« Je ne suis pas un pantin » : Le candidat de Trump à la Fed affirme son indépendance et ouvre la porte aux cryptomonnaies
Le 21 avril 2026, Kevin Warsh, nominé par Donald Trump pour succéder à Jerome Powell à la tête de la Federal Reserve, a témoigné devant le Senate Banking Committee.

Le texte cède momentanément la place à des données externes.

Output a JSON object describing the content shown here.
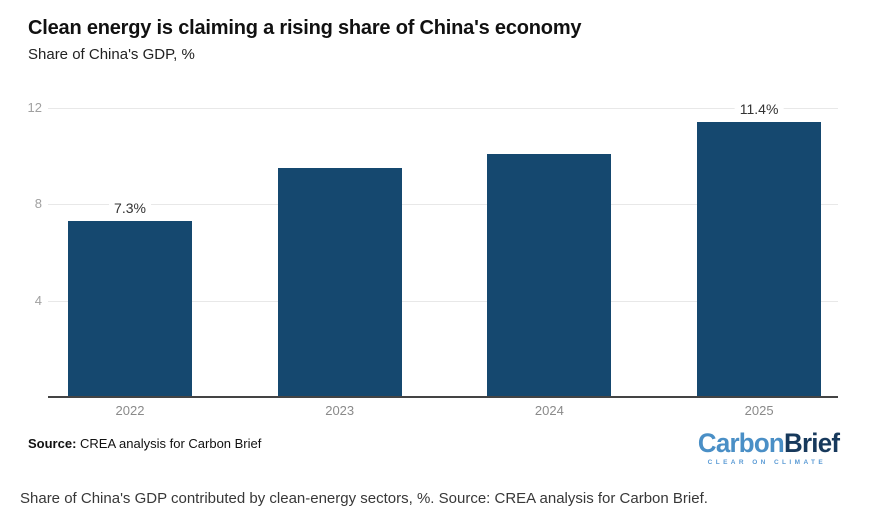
{
  "header": {
    "title": "Clean energy is claiming a rising share of China's economy",
    "subtitle": "Share of China's GDP, %"
  },
  "chart_data": {
    "type": "bar",
    "categories": [
      "2022",
      "2023",
      "2024",
      "2025"
    ],
    "values": [
      7.3,
      9.5,
      10.1,
      11.4
    ],
    "bar_labels": [
      "7.3%",
      "",
      "",
      "11.4%"
    ],
    "title": "Clean energy is claiming a rising share of China's economy",
    "subtitle": "Share of China's GDP, %",
    "xlabel": "",
    "ylabel": "Share of China's GDP, %",
    "ylim": [
      0,
      12.75
    ],
    "yticks": [
      4,
      8,
      12
    ],
    "grid": true,
    "legend": false,
    "bar_color": "#15486F"
  },
  "footer": {
    "source_label": "Source:",
    "source_text": " CREA analysis for Carbon Brief",
    "logo": {
      "part1": "Carbon",
      "part2": "Brief",
      "tagline": "CLEAR ON CLIMATE"
    }
  },
  "caption": "Share of China's GDP contributed by clean-energy sectors, %. Source: CREA analysis for Carbon Brief.",
  "colors": {
    "bar": "#15486F",
    "grid": "#E8E8E8",
    "axis": "#444444",
    "y_tick_label": "#A0A0A0",
    "x_tick_label": "#8A8A8A",
    "data_label": "#333333",
    "logo_light_blue": "#4A8FC6",
    "logo_dark_blue": "#17395C",
    "background": "#FFFFFF"
  }
}
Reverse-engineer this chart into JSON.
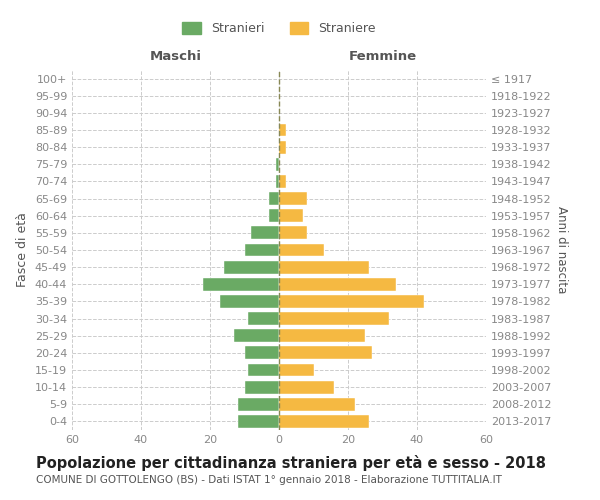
{
  "age_groups": [
    "100+",
    "95-99",
    "90-94",
    "85-89",
    "80-84",
    "75-79",
    "70-74",
    "65-69",
    "60-64",
    "55-59",
    "50-54",
    "45-49",
    "40-44",
    "35-39",
    "30-34",
    "25-29",
    "20-24",
    "15-19",
    "10-14",
    "5-9",
    "0-4"
  ],
  "birth_years": [
    "≤ 1917",
    "1918-1922",
    "1923-1927",
    "1928-1932",
    "1933-1937",
    "1938-1942",
    "1943-1947",
    "1948-1952",
    "1953-1957",
    "1958-1962",
    "1963-1967",
    "1968-1972",
    "1973-1977",
    "1978-1982",
    "1983-1987",
    "1988-1992",
    "1993-1997",
    "1998-2002",
    "2003-2007",
    "2008-2012",
    "2013-2017"
  ],
  "males": [
    0,
    0,
    0,
    0,
    0,
    1,
    1,
    3,
    3,
    8,
    10,
    16,
    22,
    17,
    9,
    13,
    10,
    9,
    10,
    12,
    12
  ],
  "females": [
    0,
    0,
    0,
    2,
    2,
    0,
    2,
    8,
    7,
    8,
    13,
    26,
    34,
    42,
    32,
    25,
    27,
    10,
    16,
    22,
    26
  ],
  "male_color": "#6aaa64",
  "female_color": "#f5b942",
  "title": "Popolazione per cittadinanza straniera per età e sesso - 2018",
  "subtitle": "COMUNE DI GOTTOLENGO (BS) - Dati ISTAT 1° gennaio 2018 - Elaborazione TUTTITALIA.IT",
  "xlabel_left": "Maschi",
  "xlabel_right": "Femmine",
  "ylabel_left": "Fasce di età",
  "ylabel_right": "Anni di nascita",
  "legend_male": "Stranieri",
  "legend_female": "Straniere",
  "xlim": 60,
  "background_color": "#ffffff",
  "grid_color": "#cccccc",
  "tick_color": "#888888",
  "label_color": "#555555",
  "title_color": "#222222",
  "subtitle_color": "#555555",
  "title_fontsize": 10.5,
  "subtitle_fontsize": 7.5,
  "tick_fontsize": 8,
  "header_fontsize": 9.5
}
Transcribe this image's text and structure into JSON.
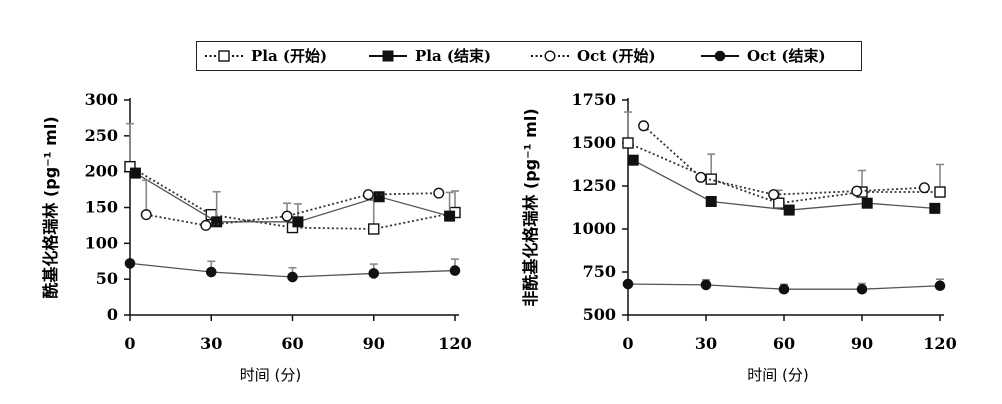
{
  "legend": [
    {
      "label": "Pla (开始)",
      "line": "dotted",
      "marker": "open-square"
    },
    {
      "label": "Pla (结束)",
      "line": "solid",
      "marker": "filled-square"
    },
    {
      "label": "Oct (开始)",
      "line": "dotted",
      "marker": "open-circle"
    },
    {
      "label": "Oct (结束)",
      "line": "solid",
      "marker": "filled-circle"
    }
  ],
  "colors": {
    "series_line": "#555555",
    "marker": "#111111",
    "error_bar": "#888888"
  },
  "chart_data": [
    {
      "type": "line",
      "xlabel": "时间 (分)",
      "ylabel": "酰基化格瑞林 (pg⁻¹ ml)",
      "x_ticks": [
        0,
        30,
        60,
        90,
        120
      ],
      "y_ticks": [
        0,
        50,
        100,
        150,
        200,
        250,
        300
      ],
      "xlim": [
        0,
        120
      ],
      "ylim": [
        0,
        300
      ],
      "series": [
        {
          "name": "Pla (开始)",
          "x": [
            0,
            30,
            60,
            90,
            120
          ],
          "y": [
            207,
            140,
            122,
            120,
            143
          ],
          "err": [
            60,
            0,
            0,
            40,
            30
          ]
        },
        {
          "name": "Pla (结束)",
          "x": [
            2,
            32,
            62,
            92,
            118
          ],
          "y": [
            198,
            130,
            130,
            165,
            138
          ],
          "err": [
            0,
            42,
            25,
            0,
            33
          ]
        },
        {
          "name": "Oct (开始)",
          "x": [
            6,
            28,
            58,
            88,
            114
          ],
          "y": [
            140,
            125,
            138,
            168,
            170
          ],
          "err": [
            48,
            0,
            18,
            0,
            0
          ]
        },
        {
          "name": "Oct (结束)",
          "x": [
            0,
            30,
            60,
            90,
            120
          ],
          "y": [
            72,
            60,
            53,
            58,
            62
          ],
          "err": [
            0,
            15,
            13,
            13,
            16
          ]
        }
      ]
    },
    {
      "type": "line",
      "xlabel": "时间 (分)",
      "ylabel": "非酰基化格瑞林 (pg⁻¹ ml)",
      "x_ticks": [
        0,
        30,
        60,
        90,
        120
      ],
      "y_ticks": [
        500,
        750,
        1000,
        1250,
        1500,
        1750
      ],
      "xlim": [
        0,
        120
      ],
      "ylim": [
        500,
        1750
      ],
      "series": [
        {
          "name": "Pla (开始)",
          "x": [
            0,
            32,
            58,
            90,
            120
          ],
          "y": [
            1500,
            1290,
            1150,
            1215,
            1215
          ],
          "err": [
            180,
            145,
            75,
            125,
            160
          ]
        },
        {
          "name": "Pla (结束)",
          "x": [
            2,
            32,
            62,
            92,
            118
          ],
          "y": [
            1400,
            1160,
            1110,
            1150,
            1120
          ],
          "err": [
            0,
            0,
            0,
            0,
            0
          ]
        },
        {
          "name": "Oct (开始)",
          "x": [
            6,
            28,
            56,
            88,
            114
          ],
          "y": [
            1600,
            1300,
            1200,
            1220,
            1240
          ],
          "err": [
            0,
            0,
            0,
            0,
            0
          ]
        },
        {
          "name": "Oct (结束)",
          "x": [
            0,
            30,
            60,
            90,
            120
          ],
          "y": [
            680,
            675,
            650,
            650,
            670
          ],
          "err": [
            0,
            30,
            28,
            33,
            38
          ]
        }
      ]
    }
  ]
}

Dans une audition tendue, l’ancien gouverneur de la Fed a cherché à rassurer les sénateurs sur son indépendance tout en esquissant sa vision d’une banque centrale plus moderne.
- Kevin Warsh a témoigné devant le Senate Banking Committee, cherchant à rassurer sur son indépendance face aux accusations de pantin politique.
- Pour la première fois, un candidat à la présidence de la Fed a reconnu l’intégration des actifs numériques dans le système financier américain, suscitant une réaction volatile sur les marchés crypto.
« I’m not a sock puppet » : l’indépendance au centre des débats
Lors de cette audition, et face aux accusations de la sénatrice Elizabeth Warren, qui l’a qualifié de potentiel « pantin » de Donald Trump, Kevin Warsh a répondu sans ambiguïté : « Absolument pas » comme vous pourrez le voir dans la vidéo ci-dessous.
Le candidat de Donald Trump à la tête de la Fed a même déclaré : « L’indépendance de la Fed signifie tout pour moi » et s’est présenté comme un « acteur indépendant » s’il est confirmé.
Warsh a également insisté sur le fait que le président ne lui avait demandé aucun engagement préalable sur les taux d’intérêt. Il a toutefois reconnu que les responsables élus pouvaient exprimer leur opinion sur la politique monétaire sans que cela menace nécessairement l’indépendance de l’institution.
Une reconnaissance historique pour les cryptomonnaies
Interrogé par la sénatrice Cynthia Lummis, grande défenseure de la crypto, Kevin Warsh a prononcé une phrase remarquée :
« Les actifs crypto-actifs font déjà partie du tissu de notre industrie des services financiers aux États-Unis.»
De fait, pour la première fois, un candidat au poste de Chairman de la Fed reconnaît explicitement que bitcoin et les cryptomonnaies sont désormais intégrés dans le système financier américain.
Dans la foulée, Warsh a également qualifié l’idée d’un MNBC (monnaie numérique de banque centrale) de mauvais choix.
Vers une Fed plus agile ?
Warsh a défendu une approche pragmatique : il souhaite une Fed « agile » et « humble », moins dépendante de la prévision des taux. Il s’est montré optimiste sur les gains de productivité que pourraient apporter l’intelligence artificielle et d’autres innovations technologiques.
Il a également évoqué la nécessité de réduire le bilan de la Fed en coordination avec le Trésor, sans toutefois détailler un calendrier ou un rythme précis. Ces éléments font écho aux débats actuels sur l’efficacité gouvernementale, même si aucun lien direct n’a été établi avec des initiatives extérieures comme le DOGE.
Un processus de confirmation sous tension
Ne nous emballons pas pour autant. Malgré ces interventions, la confirmation de Kevin Warsh n’est pas acquise. Le sénateur républicain Thom Tillis a clairement indiqué qu’il bloquerait le vote tant que le Département de la Justice n’aura pas mis fin à son enquête sur Jerome Powell.
Cette position complique la feuille de route : les républicains ne disposent que d’une courte majorité au sein de la commission bancaire, et tous les démocrates devraient voter contre.
Kevin Warsh a tenté, lors de cette audition, de se positionner comme un candidat crédible et indépendant, capable de moderniser la Fed sans la politiser. Reste à savoir si ses paroles se traduiront en actes une fois à la tête de l’institution, et si le Sénat lui donnera cette opportunité.